離島の民宿の食事で、こんな豪華な料理は初めてかもしれない。
給仕を手伝っている中学生ぐらいの宿の娘が、その合間、台所で女性誌を見ながらずっとダンスの練習をしている。
他の客の方がマンゴー狩りで収穫したマンゴーを差し入れてくれる。
もぎたてのマンゴーってこんなにおいしいのか!
満足して部屋に戻り、明日以降の計画を立てている。
夜、真っ暗になり離れのトイレに行くと少しお化けが怖い。
そのまま宿の外へ、明かりのない農道の暗闇の深層の中を沈むように歩いていく。
目が慣れてきて月のない夜空の明るさだけでぼんやりと周囲の農道が見えてきて、ゆっくり見上げると、星がやかましいぐらい瞬いている。

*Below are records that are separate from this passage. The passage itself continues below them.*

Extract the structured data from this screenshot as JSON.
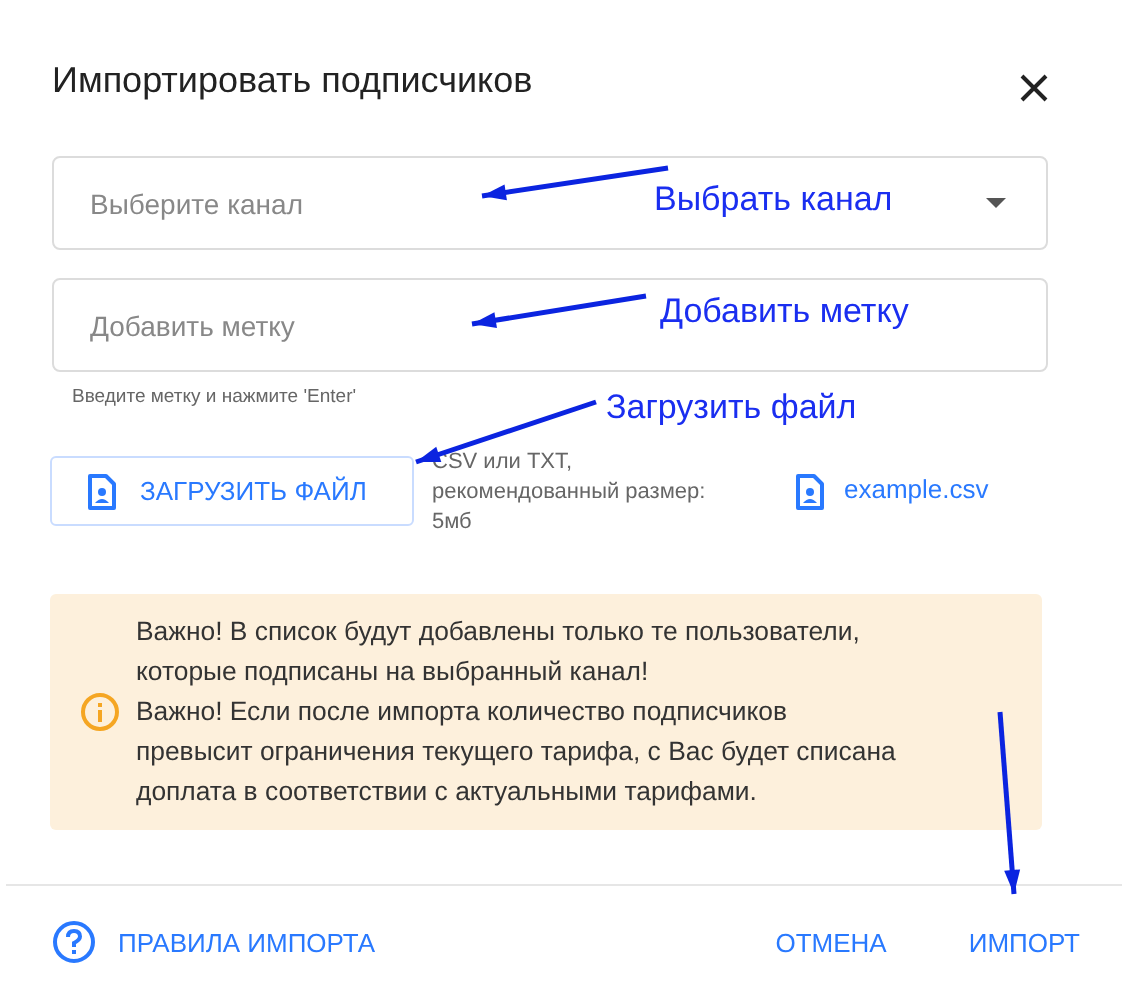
{
  "dialog": {
    "title": "Импортировать подписчиков"
  },
  "channel_select": {
    "placeholder": "Выберите канал"
  },
  "tag_field": {
    "placeholder": "Добавить метку",
    "hint": "Введите метку и нажмите 'Enter'"
  },
  "upload": {
    "button": "ЗАГРУЗИТЬ ФАЙЛ",
    "note": [
      "CSV или TXT,",
      "рекомендованный размер:",
      "5мб"
    ],
    "example_link": "example.csv"
  },
  "notice": {
    "lines": [
      "Важно! В список будут добавлены только те пользователи,",
      "которые подписаны на выбранный канал!",
      "Важно! Если после импорта количество подписчиков",
      "превысит ограничения текущего тарифа, с Вас будет списана",
      "доплата в соответствии с актуальными тарифами."
    ]
  },
  "footer": {
    "help_link": "ПРАВИЛА ИМПОРТА",
    "buttons": [
      "ОТМЕНА",
      "ИМПОРТ"
    ]
  },
  "annotations": [
    {
      "text": "Выбрать канал"
    },
    {
      "text": "Добавить метку"
    },
    {
      "text": "Загрузить файл"
    }
  ]
}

圧倒的な存在感の灰色の天の川が星の彼方に横たわっている。
流れ星が白い線を描いて消える。流れ星が白い線を描いて消える。流れ星が白い線を描いて消える……
僕も頑張らなきゃな、と少し涙を流しながら思う。

そしていつものことだが、フラッシュバックで最近のいやなことが流れ星のように一瞬思い出し瞬いて消える。瞬いて消える。瞬いて消える。
………………消えない。

二二時就寝。
「サウナの間」は伊達じゃなかった。
僕は普段クーラーをつけずに窓を網戸にして眠るのだが、今日は断続的に暑さで目覚めうなされ、眠りに集中できない。まさにサウナのような暑さ。
でもあえてクーラーはつけない。